What really surprised me was how addictive this loop was. I fell time and time again, but I kept trying. Now, a big part of that is that it wasn’t me who got hurt. However, I wasn’t as frustrated as I thought. This is because the simulation has never been unfair. I knew that the mistakes I had made were my fault and that I could land them. And I did. Man, was it satisfying. Plus, I never got tired of the many ways my poor avatar was wiped out. Classic slapstick comedy.
Another thing that helped me stay was the scoring mechanism. At any time, you can mark your current location. And at any time, you can teleport to that position. It was more than useful for retrying jumps, because I’m sure without it I would have stopped the rage. I can’t imagine dragging my ass up some stairs over and over again, knowing there’s a good chance I’ll fall again. That’s probably why I’ve never skated more than a handful of times in my life.
Go skating for $$$
As with any skate game worth its salt, Session has a large number of customization options. From your personal drip to the trucks on your board, everything is available to be customized. For my part, I greatly appreciate it in this kind of games. And Session book. All you need to access it is to do some of the missions in the city.

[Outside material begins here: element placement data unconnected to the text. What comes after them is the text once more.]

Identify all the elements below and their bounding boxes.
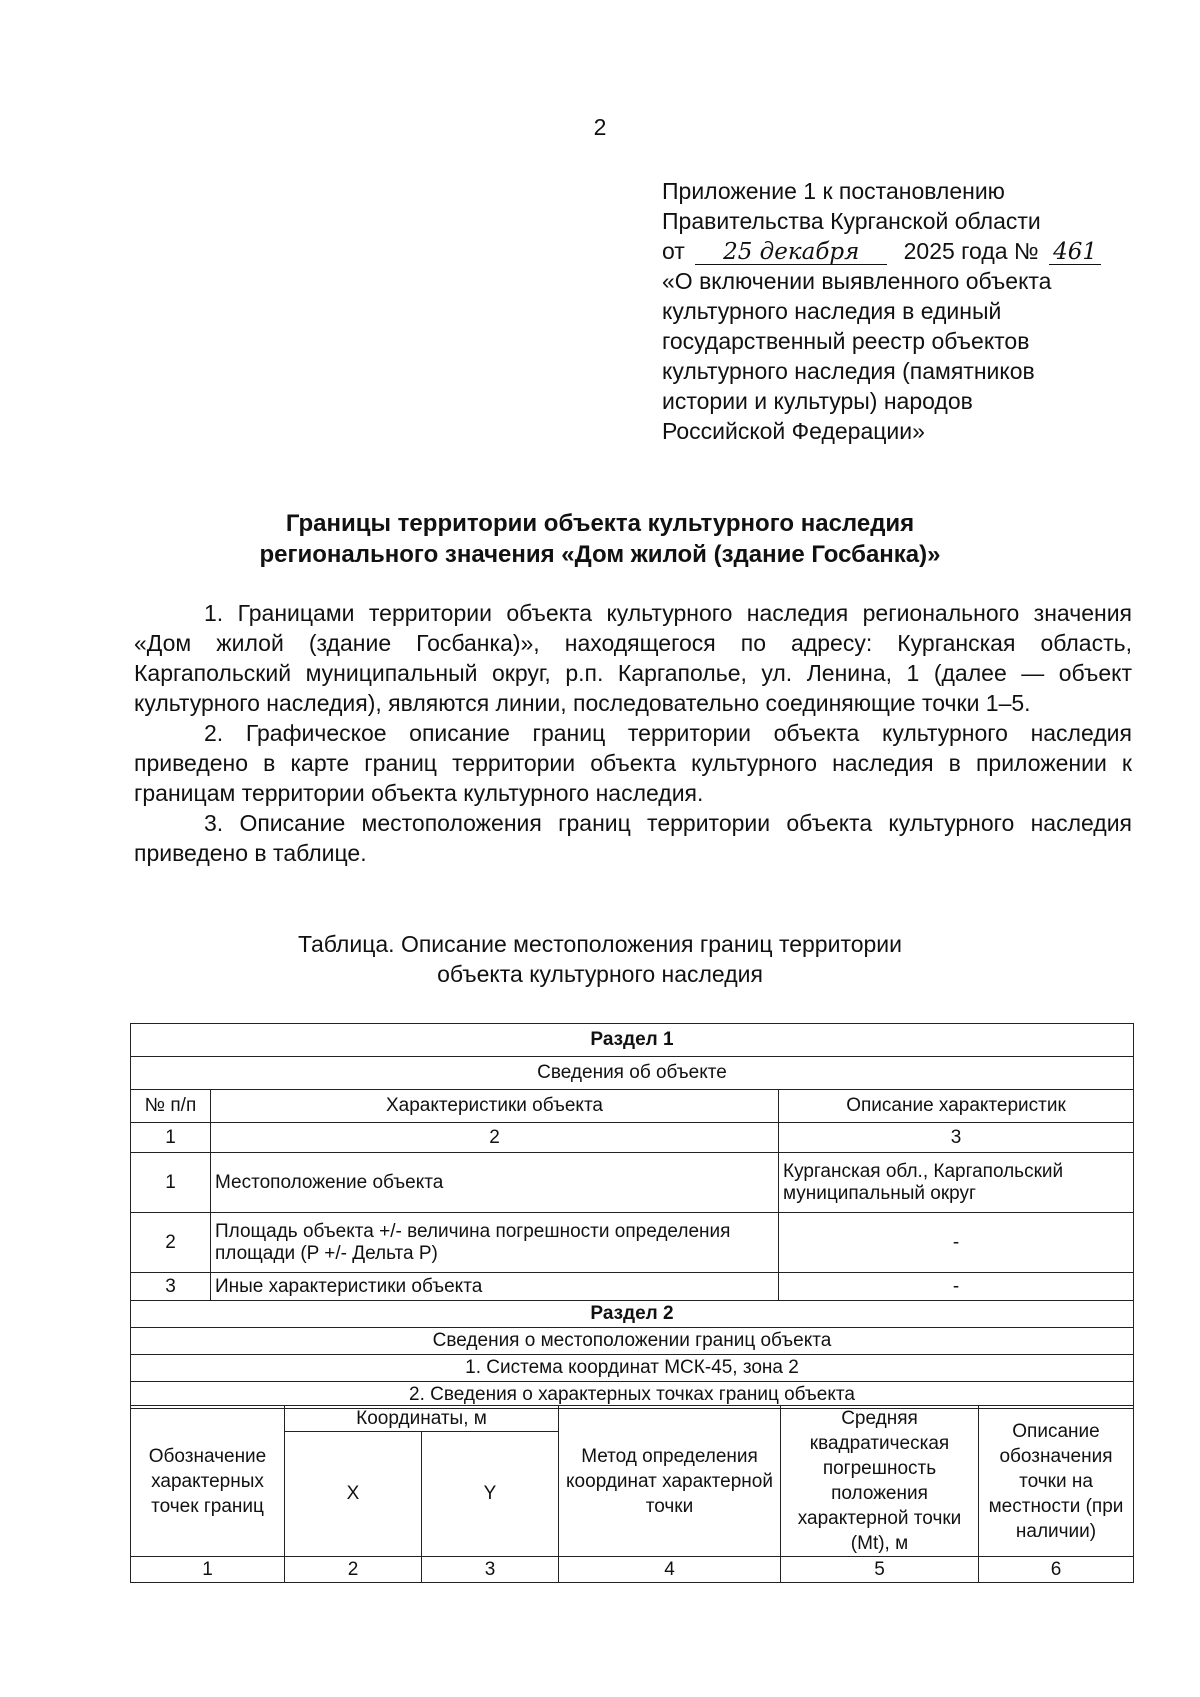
numbering-cell: 5 xyxy=(781,1557,979,1583)
points-table xyxy=(130,1405,1134,1583)
row-name: Иные характеристики объекта xyxy=(211,1273,779,1301)
row-desc: - xyxy=(779,1273,1134,1301)
header-characteristics: Характеристики объекта xyxy=(211,1090,779,1123)
row-name: Площадь объекта +/- величина погрешности определения площади (P +/- Дельта P) xyxy=(211,1213,779,1273)
numbering-cell: 1 xyxy=(131,1123,211,1153)
col-description: Описание обозначения точки на местности (при наличии) xyxy=(979,1406,1134,1557)
points-title: 2. Сведения о характерных точках границ объекта xyxy=(131,1382,1134,1409)
numbering-cell: 1 xyxy=(131,1557,285,1583)
appendix-line-9: Российской Федерации» xyxy=(662,418,925,444)
appendix-line-1: Приложение 1 к постановлению xyxy=(662,178,1005,204)
section-2-subtitle: Сведения о местоположении границ объекта xyxy=(131,1328,1134,1355)
col-points: Обозначение характерных точек границ xyxy=(131,1406,285,1557)
document-title xyxy=(0,508,1200,570)
table-row xyxy=(131,1153,1134,1213)
paragraph-2: 2. Графическое описание границ территории объекта культурного наследия приведено в карте границ территории объекта культурного наследия в приложении к границам территории объекта культурного наследия. xyxy=(134,720,1132,806)
col-y: Y xyxy=(422,1432,559,1557)
table-caption xyxy=(0,929,1200,989)
appendix-line-2: Правительства Курганской области xyxy=(662,208,1041,234)
numbering-cell: 3 xyxy=(422,1557,559,1583)
numbering-cell: 6 xyxy=(979,1557,1134,1583)
title-line-2: регионального значения «Дом жилой (здание Госбанка)» xyxy=(259,541,941,568)
appendix-line-7: культурного наследия (памятников xyxy=(662,358,1035,384)
numbering-cell: 2 xyxy=(211,1123,779,1153)
row-num: 2 xyxy=(131,1213,211,1273)
numbering-cell: 3 xyxy=(779,1123,1134,1153)
table-row xyxy=(131,1213,1134,1273)
handwritten-number: 461 xyxy=(1049,240,1101,265)
row-num: 3 xyxy=(131,1273,211,1301)
section-1-subtitle: Сведения об объекте xyxy=(131,1057,1134,1090)
caption-line-2: объекта культурного наследия xyxy=(437,961,763,987)
row-desc: Курганская обл., Каргапольский муниципальный округ xyxy=(779,1153,1134,1213)
row-num: 1 xyxy=(131,1153,211,1213)
page-number: 2 xyxy=(593,114,607,140)
handwritten-date: 25 декабря xyxy=(695,240,887,265)
appendix-line-6: государственный реестр объектов xyxy=(662,328,1030,354)
section-1-title: Раздел 1 xyxy=(131,1024,1134,1057)
appendix-header xyxy=(662,176,1132,446)
numbering-cell: 4 xyxy=(559,1557,781,1583)
paragraph-1: 1. Границами территории объекта культурного наследия регионального значения «Дом жилой (здание Госбанка)», находящегося по адресу: Курганская область, Каргапольский муниципальный округ, р.п. Каргаполье, ул. Ленина, 1 (далее — объект культурного наследия), являются линии, последовательно соединяющие точки 1–5. xyxy=(134,600,1132,716)
numbering-cell: 2 xyxy=(285,1557,422,1583)
header-description: Описание характеристик xyxy=(779,1090,1134,1123)
table-row xyxy=(131,1273,1134,1301)
col-error: Средняя квадратическая погрешность положения характерной точки (Mt), м xyxy=(781,1406,979,1557)
title-line-1: Границы территории объекта культурного наследия xyxy=(285,510,915,537)
appendix-line-5: культурного наследия в единый xyxy=(662,298,1002,324)
appendix-date-line xyxy=(662,236,1132,266)
col-coords: Координаты, м xyxy=(285,1406,559,1432)
date-prefix: от xyxy=(662,238,685,264)
row-desc: - xyxy=(779,1213,1134,1273)
year-text: 2025 года № xyxy=(903,238,1039,264)
appendix-line-8: истории и культуры) народов xyxy=(662,388,973,414)
col-method: Метод определения координат характерной точки xyxy=(559,1406,781,1557)
coordinate-system: 1. Система координат МСК-45, зона 2 xyxy=(131,1355,1134,1382)
caption-line-1: Таблица. Описание местоположения границ территории xyxy=(297,931,902,957)
object-info-table xyxy=(130,1023,1134,1409)
header-num: № п/п xyxy=(131,1090,211,1123)
paragraph-3: 3. Описание местоположения границ территории объекта культурного наследия приведено в таблице. xyxy=(134,810,1132,866)
body-text xyxy=(134,598,1132,868)
row-name: Местоположение объекта xyxy=(211,1153,779,1213)
section-2-title: Раздел 2 xyxy=(131,1301,1134,1328)
col-x: X xyxy=(285,1432,422,1557)
appendix-line-4: «О включении выявленного объекта xyxy=(662,268,1052,294)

This is where you will spend a good part of your time, when you are not skating freely. As they unlock new customization items, but more importantly, they earn you money. Which, of course, you will need to get some materials.
These missions are entrusted to you by your fellow skaters. They will make you perform tricks and jumps, which not only presents a little challenge for you, but also serves to help you learn new moves. Missions also give you insight into your avatar, as mission givers recount days gone by and shoot the breeze, all while employing a healthy dose of skater lingo.

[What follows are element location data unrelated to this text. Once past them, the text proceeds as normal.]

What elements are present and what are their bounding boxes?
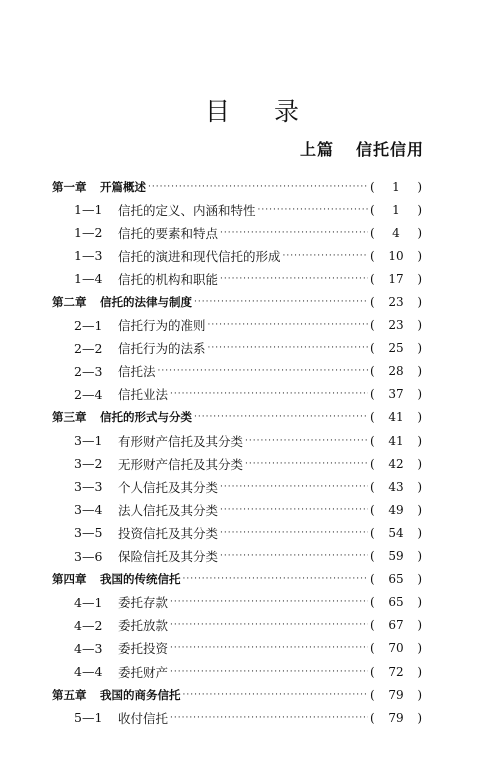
entry-title: 有形财产信托及其分类	[118, 433, 244, 449]
entry-number: 3—6	[74, 548, 103, 564]
part-label: 上篇	[299, 140, 334, 159]
dot-leader	[245, 459, 368, 469]
dot-leader	[170, 667, 368, 677]
entry-title: 信托的定义、内涵和特性	[118, 202, 256, 218]
dot-leader	[183, 574, 369, 584]
toc-section-entry	[52, 521, 422, 544]
entry-number: 5—1	[74, 710, 103, 726]
entry-number: 3—1	[74, 433, 103, 449]
toc-section-entry	[52, 221, 422, 244]
toc-chapter-entry	[52, 406, 422, 429]
entry-number: 1—1	[74, 202, 103, 218]
dot-leader	[220, 551, 368, 561]
page-number: 1	[392, 202, 400, 217]
entry-page: ( 65 )	[370, 572, 422, 587]
entry-title: 信托行为的法系	[118, 341, 206, 357]
entry-number: 第二章	[52, 295, 87, 310]
entry-title: 投资信托及其分类	[118, 525, 219, 541]
entry-title: 信托的机构和职能	[118, 271, 219, 287]
entry-page: ( 67 )	[370, 618, 422, 633]
toc-section-entry	[52, 475, 422, 498]
page-number: 41	[388, 410, 404, 425]
dot-leader	[170, 620, 368, 630]
toc-section-entry	[52, 337, 422, 360]
page-number: 59	[388, 549, 404, 564]
dot-leader	[208, 320, 368, 330]
entry-page: ( 23 )	[370, 295, 422, 310]
entry-number: 4—2	[74, 617, 103, 633]
dot-leader	[194, 297, 368, 307]
toc-section-entry	[52, 452, 422, 475]
entry-title: 信托的形式与分类	[100, 410, 192, 425]
entry-page: ( 59 )	[370, 549, 422, 564]
toc-section-entry	[52, 267, 422, 290]
dot-leader	[258, 205, 368, 215]
entry-number: 2—4	[74, 386, 103, 402]
part-heading	[300, 137, 424, 160]
entry-page: ( 25 )	[370, 341, 422, 356]
page-number: 79	[388, 710, 404, 725]
entry-title: 开篇概述	[100, 179, 146, 194]
dot-leader	[194, 412, 368, 422]
page-number: 37	[388, 387, 404, 402]
entry-title: 收付信托	[118, 710, 169, 726]
page-number: 41	[388, 433, 404, 448]
page-number: 42	[388, 456, 404, 471]
toc-section-entry	[52, 498, 422, 521]
entry-title: 信托的演进和现代信托的形成	[118, 248, 281, 264]
dot-leader	[208, 343, 368, 353]
table-of-contents	[52, 175, 422, 729]
entry-number: 3—2	[74, 456, 103, 472]
toc-section-entry	[52, 545, 422, 568]
entry-page: ( 43 )	[370, 479, 422, 494]
entry-title: 无形财产信托及其分类	[118, 456, 244, 472]
entry-title: 我国的商务信托	[100, 687, 181, 702]
dot-leader	[158, 366, 368, 376]
entry-page: ( 54 )	[370, 525, 422, 540]
dot-leader	[170, 389, 368, 399]
entry-number: 第五章	[52, 687, 87, 702]
page-number: 28	[388, 364, 404, 379]
page-number: 65	[388, 572, 404, 587]
toc-chapter-entry	[52, 568, 422, 591]
dot-leader	[220, 505, 368, 515]
toc-section-entry	[52, 244, 422, 267]
toc-chapter-entry	[52, 175, 422, 198]
toc-section-entry	[52, 706, 422, 729]
dot-leader	[220, 228, 368, 238]
toc-section-entry	[52, 614, 422, 637]
toc-section-entry	[52, 383, 422, 406]
entry-page: ( 28 )	[370, 364, 422, 379]
toc-chapter-entry	[52, 683, 422, 706]
dot-leader	[245, 436, 368, 446]
page-number: 79	[388, 687, 404, 702]
entry-number: 4—4	[74, 664, 103, 680]
toc-section-entry	[52, 314, 422, 337]
dot-leader	[283, 251, 368, 261]
dot-leader	[220, 274, 368, 284]
entry-page: ( 65 )	[370, 595, 422, 610]
entry-number: 2—3	[74, 363, 103, 379]
page-number: 23	[388, 318, 404, 333]
dot-leader	[220, 482, 368, 492]
entry-page: ( 23 )	[370, 318, 422, 333]
entry-number: 4—1	[74, 594, 103, 610]
entry-title: 委托存款	[118, 595, 169, 611]
entry-title: 信托法	[118, 364, 156, 380]
page-number: 43	[388, 479, 404, 494]
entry-number: 4—3	[74, 640, 103, 656]
entry-number: 3—5	[74, 525, 103, 541]
entry-title: 信托业法	[118, 387, 169, 403]
page-number: 25	[388, 341, 404, 356]
dot-leader	[170, 713, 368, 723]
entry-title: 信托行为的准则	[118, 318, 206, 334]
entry-number: 3—4	[74, 502, 103, 518]
toc-section-entry	[52, 591, 422, 614]
page-number: 17	[388, 271, 404, 286]
page-number: 49	[388, 502, 404, 517]
entry-page: ( 17 )	[370, 271, 422, 286]
entry-page: ( 42 )	[370, 456, 422, 471]
entry-number: 1—3	[74, 248, 103, 264]
dot-leader	[170, 643, 368, 653]
entry-number: 1—2	[74, 225, 103, 241]
page-number: 4	[392, 225, 400, 240]
entry-page: ( 72 )	[370, 664, 422, 679]
entry-title: 个人信托及其分类	[118, 479, 219, 495]
toc-section-entry	[52, 637, 422, 660]
dot-leader	[220, 528, 368, 538]
toc-section-entry	[52, 429, 422, 452]
entry-title: 保险信托及其分类	[118, 549, 219, 565]
entry-page: ( 41 )	[370, 433, 422, 448]
entry-title: 法人信托及其分类	[118, 502, 219, 518]
dot-leader	[183, 690, 369, 700]
dot-leader	[148, 182, 368, 192]
entry-title: 我国的传统信托	[100, 572, 181, 587]
toc-section-entry	[52, 360, 422, 383]
entry-number: 1—4	[74, 271, 103, 287]
entry-page: ( 37 )	[370, 387, 422, 402]
page-title: 目 录	[205, 97, 317, 126]
entry-number: 2—2	[74, 340, 103, 356]
entry-page: ( 1 )	[370, 179, 422, 194]
part-name: 信托信用	[355, 140, 424, 159]
entry-title: 信托的法律与制度	[100, 295, 192, 310]
page-number: 54	[388, 525, 404, 540]
entry-page: ( 4 )	[370, 225, 422, 240]
entry-number: 3—3	[74, 479, 103, 495]
entry-page: ( 79 )	[370, 710, 422, 725]
page-number: 10	[388, 248, 404, 263]
page-number: 1	[392, 179, 400, 194]
page-number: 67	[388, 618, 404, 633]
page-number: 72	[388, 664, 404, 679]
entry-number: 第四章	[52, 572, 87, 587]
entry-page: ( 1 )	[370, 202, 422, 217]
entry-page: ( 70 )	[370, 641, 422, 656]
entry-title: 委托投资	[118, 641, 169, 657]
toc-section-entry	[52, 198, 422, 221]
entry-page: ( 10 )	[370, 248, 422, 263]
entry-number: 第三章	[52, 410, 87, 425]
page-number: 70	[388, 641, 404, 656]
entry-title: 委托放款	[118, 618, 169, 634]
page-number: 65	[388, 595, 404, 610]
entry-page: ( 49 )	[370, 502, 422, 517]
entry-number: 2—1	[74, 317, 103, 333]
entry-title: 信托的要素和特点	[118, 225, 219, 241]
entry-number: 第一章	[52, 179, 87, 194]
entry-page: ( 79 )	[370, 687, 422, 702]
toc-chapter-entry	[52, 290, 422, 313]
entry-page: ( 41 )	[370, 410, 422, 425]
dot-leader	[170, 597, 368, 607]
entry-title: 委托财产	[118, 664, 169, 680]
toc-section-entry	[52, 660, 422, 683]
page-number: 23	[388, 295, 404, 310]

About the skaters, something that bothered me Session, that was how empty the world was. No moving cars and no people other than the mission givers. It was a bit strange. I mean sure, in terms of gameplay, you can’t have traffic getting in the way of your enjoyment. But give us at least a few NPC skaters or pedestrians, even a few. It would have made the world less like you were outside during the height of the COVID-19 lockdowns.
While you’re knocking your ass off, there’s some great music to listen to. A selection of lo-fi beats form a nice laid-back backdrop for an otherwise painful display of gravity’s power over us. I really enjoyed the soundtrack and it continued to make for a great time.
Session: Skate Sim is a game that any skating fan will love and any curious gamer should try. Once you accept the inevitability of failure, it becomes a prime example of the satisfaction that comes from perseverance.